4. “Smoke Gets In Your Eyes,” Marge and Gower Champion, Lovely To Look At

For me, this one just HAS to be on the list. The husband-and-wife dance team of Marge and Gower Champion wasn’t renowned for their acting ability, and neither made a huge mark in the movies, but this movie (and most particularly this routine) was one of their best. From their kiss at the beginning of the routine that sends them “up among the stars” to the end of the routine, we are treated to some wonderful dancing, some superb lifts and one of the most beautiful orchestrations of this (or any other song) that I’ve had the chance to enjoy!!

5. “Barn Dance,” group dance, Seven Brides For Seven Brothers

Ok, so I’m simplifying things by calling it a group dance, but if I listed everybody, you’d spend too much time reading that list! But still, who can pass up the chance to watch the six brothers constantly one-up the men from town as they show off for the ladies! Between the music, the high-flying leaps and flips, this is always fun!

6. “Make ‘Em Laugh,” Donald O’Connor, Singin’ In The Rain

Yep, Donald O’Connor’s classic comedy dance is here, too! While the music might have borrowed heavily from the Cole Porter tune “Be A Clown,” Donald brought all of his abilities to hear, with pratfalls, and many different comedy bits (and some dancing as well)! Always fun to watch (and good for a laugh)!

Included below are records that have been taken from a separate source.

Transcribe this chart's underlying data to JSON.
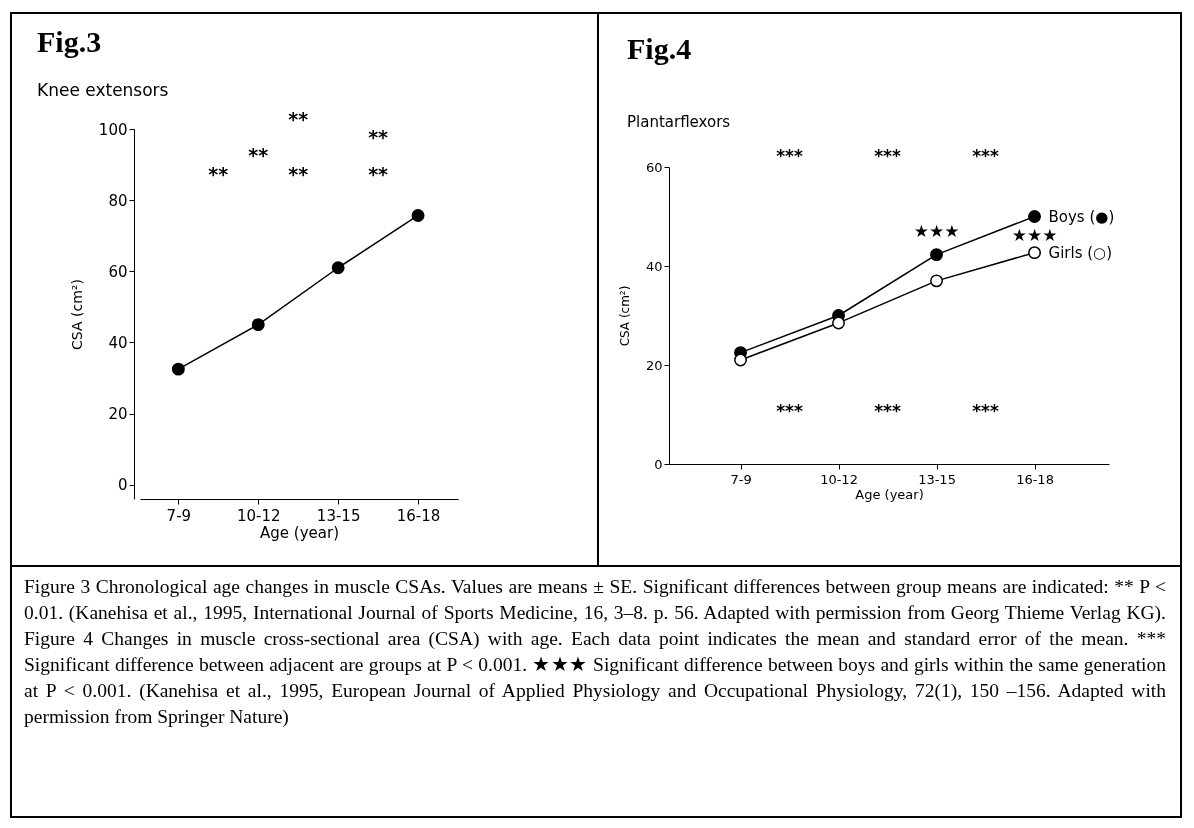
{
  "chart_data": [
    {
      "type": "line",
      "title": "Fig.3",
      "subtitle": "Knee extensors",
      "xlabel": "Age (year)",
      "ylabel": "CSA (cm²)",
      "categories": [
        "7-9",
        "10-12",
        "13-15",
        "16-18"
      ],
      "series": [
        {
          "color": "#000000",
          "values": [
            32.5,
            45,
            61,
            75.7
          ]
        }
      ],
      "ylim": [
        -4,
        100
      ],
      "yticks": [
        0,
        20,
        40,
        60,
        80,
        100
      ],
      "grid": false,
      "marker": "circle",
      "annotations": [
        "**",
        "**",
        "**",
        "**",
        "**",
        "**",
        "Figure 3 Chronological age changes in muscle CSAs. Values are means ± SE. Significant differences between group means are indicated: ** P < 0.01. (Kanehisa et al., 1995, International Journal of Sports Medicine, 16, 3–8. p. 56. Adapted with permission from Georg Thieme Verlag KG)."
      ]
    },
    {
      "type": "line",
      "title": "Fig.4",
      "subtitle": "Plantarflexors",
      "xlabel": "Age (year)",
      "ylabel": "CSA (cm²)",
      "categories": [
        "7-9",
        "10-12",
        "13-15",
        "16-18"
      ],
      "series": [
        {
          "name": "Boys (●)",
          "color": "#000000",
          "values": [
            22.5,
            30,
            42.3,
            50
          ]
        },
        {
          "name": "Girls (○)",
          "color": "#000000",
          "values": [
            21,
            28.5,
            37,
            42.7
          ]
        }
      ],
      "ylim": [
        0,
        60
      ],
      "yticks": [
        0,
        20,
        40,
        60
      ],
      "grid": false,
      "marker": "circle",
      "annotations": [
        "***",
        "***",
        "***",
        "***",
        "***",
        "***",
        "★★★",
        "★★★",
        "Figure 4 Changes in muscle cross-sectional area (CSA) with age. Each data point indicates the mean and standard error of the mean. *** Significant difference between adjacent are groups at P < 0.001. ★★★ Significant difference between boys and girls within the same generation at P < 0.001. (Kanehisa et al., 1995, European Journal of Applied Physiology and Occupational Physiology, 72(1), 150 –156. Adapted with permission from Springer Nature)"
      ]
    }
  ]
}
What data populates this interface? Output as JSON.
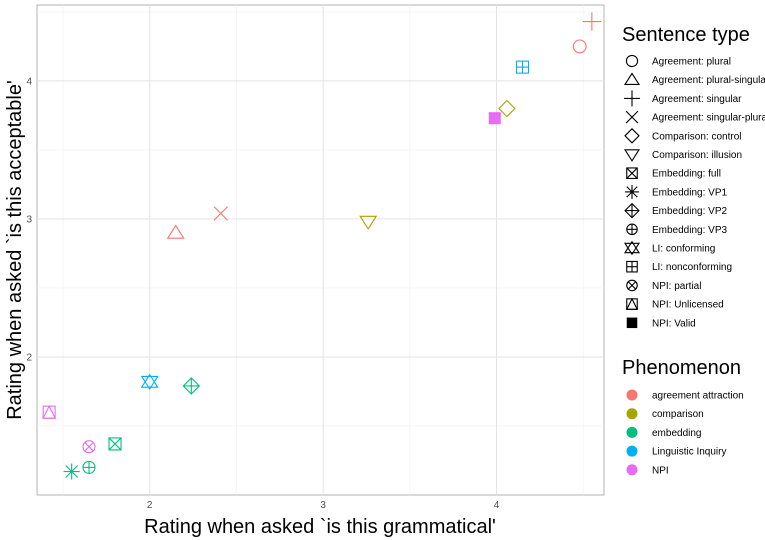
{
  "chart_data": {
    "type": "scatter",
    "xlabel": "Rating when asked `is this grammatical'",
    "ylabel": "Rating when asked `is this acceptable'",
    "xlim": [
      1.35,
      4.62
    ],
    "ylim": [
      1.0,
      4.55
    ],
    "x_ticks": [
      {
        "value": 2,
        "label": "2"
      },
      {
        "value": 3,
        "label": "3"
      },
      {
        "value": 4,
        "label": "4"
      }
    ],
    "y_ticks": [
      {
        "value": 2,
        "label": "2"
      },
      {
        "value": 3,
        "label": "3"
      },
      {
        "value": 4,
        "label": "4"
      }
    ],
    "grid": true,
    "legend_position": "right",
    "shape_legend": {
      "title": "Sentence type",
      "items": [
        {
          "label": "Agreement: plural",
          "shape": "circle"
        },
        {
          "label": "Agreement: plural-singular",
          "shape": "triangle-up"
        },
        {
          "label": "Agreement: singular",
          "shape": "plus"
        },
        {
          "label": "Agreement: singular-plural",
          "shape": "cross"
        },
        {
          "label": "Comparison: control",
          "shape": "diamond"
        },
        {
          "label": "Comparison: illusion",
          "shape": "triangle-down"
        },
        {
          "label": "Embedding: full",
          "shape": "square-cross"
        },
        {
          "label": "Embedding: VP1",
          "shape": "asterisk"
        },
        {
          "label": "Embedding: VP2",
          "shape": "diamond-plus"
        },
        {
          "label": "Embedding: VP3",
          "shape": "circle-plus"
        },
        {
          "label": "LI: conforming",
          "shape": "star-of-david"
        },
        {
          "label": "LI: nonconforming",
          "shape": "square-plus"
        },
        {
          "label": "NPI: partial",
          "shape": "circle-cross"
        },
        {
          "label": "NPI: Unlicensed",
          "shape": "square-triangle"
        },
        {
          "label": "NPI: Valid",
          "shape": "filled-square"
        }
      ]
    },
    "color_legend": {
      "title": "Phenomenon",
      "items": [
        {
          "label": "agreement attraction",
          "color": "#F8766D"
        },
        {
          "label": "comparison",
          "color": "#A3A500"
        },
        {
          "label": "embedding",
          "color": "#00BF7D"
        },
        {
          "label": "Linguistic Inquiry",
          "color": "#00B0F6"
        },
        {
          "label": "NPI",
          "color": "#E76BF3"
        }
      ]
    },
    "points": [
      {
        "sentence_type": "Agreement: plural",
        "phenomenon": "agreement attraction",
        "x": 4.48,
        "y": 4.25
      },
      {
        "sentence_type": "Agreement: plural-singular",
        "phenomenon": "agreement attraction",
        "x": 2.15,
        "y": 2.9
      },
      {
        "sentence_type": "Agreement: singular",
        "phenomenon": "agreement attraction",
        "x": 4.55,
        "y": 4.43
      },
      {
        "sentence_type": "Agreement: singular-plural",
        "phenomenon": "agreement attraction",
        "x": 2.41,
        "y": 3.04
      },
      {
        "sentence_type": "Comparison: control",
        "phenomenon": "comparison",
        "x": 4.06,
        "y": 3.8
      },
      {
        "sentence_type": "Comparison: illusion",
        "phenomenon": "comparison",
        "x": 3.26,
        "y": 2.98
      },
      {
        "sentence_type": "Embedding: full",
        "phenomenon": "embedding",
        "x": 1.8,
        "y": 1.37
      },
      {
        "sentence_type": "Embedding: VP1",
        "phenomenon": "embedding",
        "x": 1.55,
        "y": 1.17
      },
      {
        "sentence_type": "Embedding: VP2",
        "phenomenon": "embedding",
        "x": 2.24,
        "y": 1.79
      },
      {
        "sentence_type": "Embedding: VP3",
        "phenomenon": "embedding",
        "x": 1.65,
        "y": 1.2
      },
      {
        "sentence_type": "LI: conforming",
        "phenomenon": "Linguistic Inquiry",
        "x": 2.0,
        "y": 1.82
      },
      {
        "sentence_type": "LI: nonconforming",
        "phenomenon": "Linguistic Inquiry",
        "x": 4.15,
        "y": 4.1
      },
      {
        "sentence_type": "NPI: partial",
        "phenomenon": "NPI",
        "x": 1.65,
        "y": 1.35
      },
      {
        "sentence_type": "NPI: Unlicensed",
        "phenomenon": "NPI",
        "x": 1.42,
        "y": 1.6
      },
      {
        "sentence_type": "NPI: Valid",
        "phenomenon": "NPI",
        "x": 3.99,
        "y": 3.73
      }
    ]
  }
}
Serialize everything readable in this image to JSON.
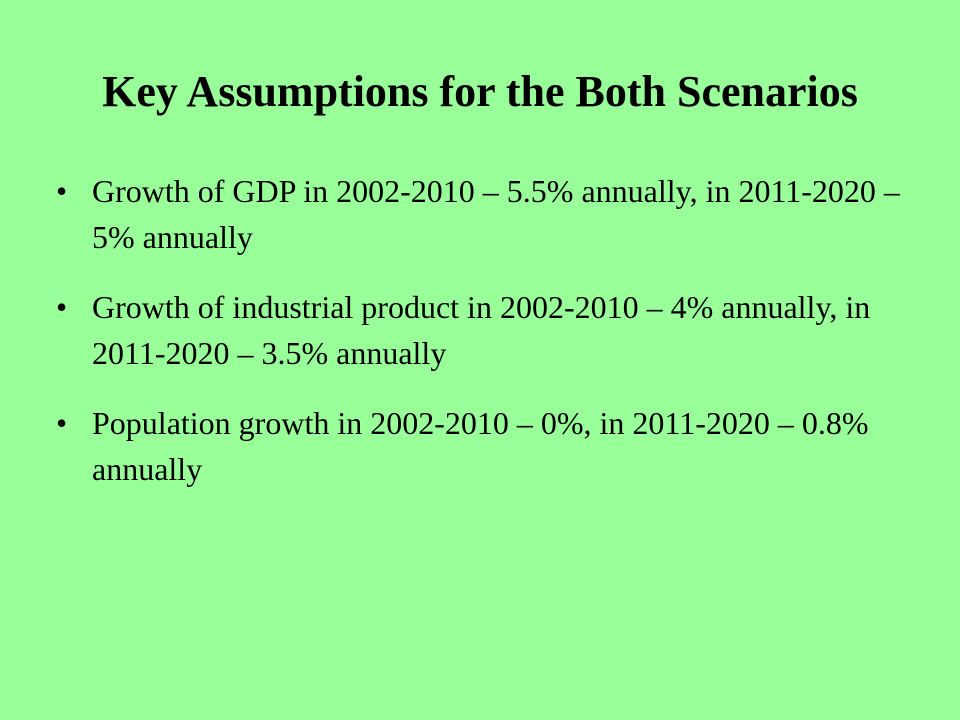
{
  "slide": {
    "title": "Key Assumptions for the Both Scenarios",
    "bullet_glyph": "•",
    "bullets": [
      {
        "text": "Growth of GDP in 2002-2010 – 5.5% annually, in 2011-2020 – 5% annually"
      },
      {
        "text": "Growth of industrial product in 2002-2010 – 4% annually, in 2011-2020 – 3.5% annually"
      },
      {
        "text": "Population growth in 2002-2010 – 0%, in 2011-2020 – 0.8% annually"
      }
    ],
    "background_color": "#99ff99",
    "text_color": "#000000"
  }
}
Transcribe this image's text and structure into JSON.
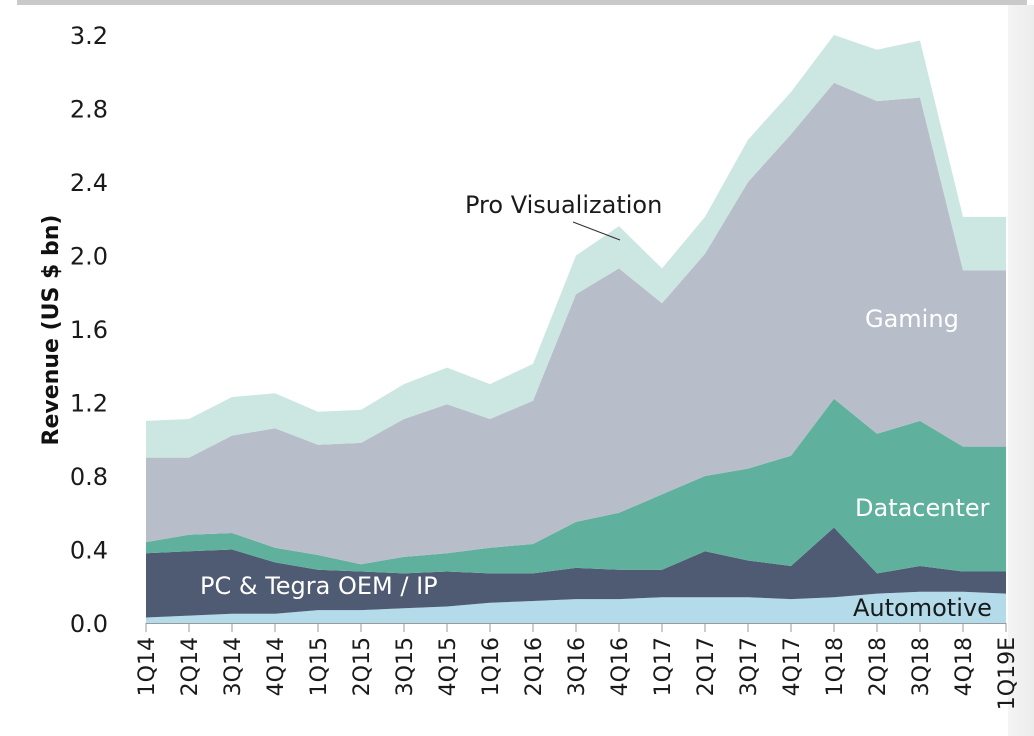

7. “Ragamuffin Romeo,” Marion Stadler and Don Rose, King Of Jazz

As I’ve said before, a wonderful example of some old vaudeville style dancing! While neither of the two dancers here have any lasting fame, what they do is still impressive! She’s supposed to be a doll made up of rags, and, with her flexibility, she acts and moves just like it! The lifts are just phenomenal, and I could easily watch this dance time and time again!

8. “Yankee Doodle Boy/ GiveMy Regards To Broadway,” James Cagney, Yankee Doodle Dandy

While he was a song-and-dance man himself, James Cagney ended up being typecast as a gangster for a lot of his movies with Warner Brothers. But this movie (and most particularly these two songs paired together) helped change that. Cagney successfully portrayed George M. Cohan, making use of the real Cohan’s style of dance, while still maintaining his own!

9. “Honolulu,” Eleanor Powell and Gracie Allen, Honolulu

This is one of those dances I just love to watch! For me, it was this dance that proved to me what I had heard many times, that Eleanor Powell was one of the few women at that time who could out-dance Fred Astaire. The music is fun, as is watching Gracie Allen dancing with Eleanor, but once Eleanor starts with her solo section, that’s when the real fun begins! I love watching her tap dance and jump rope at the same time (personally, I would probably get tangled up in a hurry if I tried)!

10. “Heather On The Hill,” Gene Kelly and Cyd Charisse, Brigadoon

As wonderful a dancer as she is, of course Cyd Charisse needed to be represented on this list! While there are other dances that she did that I enjoyed more (but can’t include because of my own silly rules), I can’t deny the beauty of this duet with Gene Kelly. With some beautiful music to help, this romantic routine with its lifts and balletic quality is certainly still worthy of inclusion!

Well, that’s my list! I hope everyone enjoyed it (and I’d certainly like to hear what everybody else’s lists would be)! Also, if there’s enough demand/ interest, later on I might just do a “Top 5 Dance Routines I Would Love To Learn!” But that’s all for now!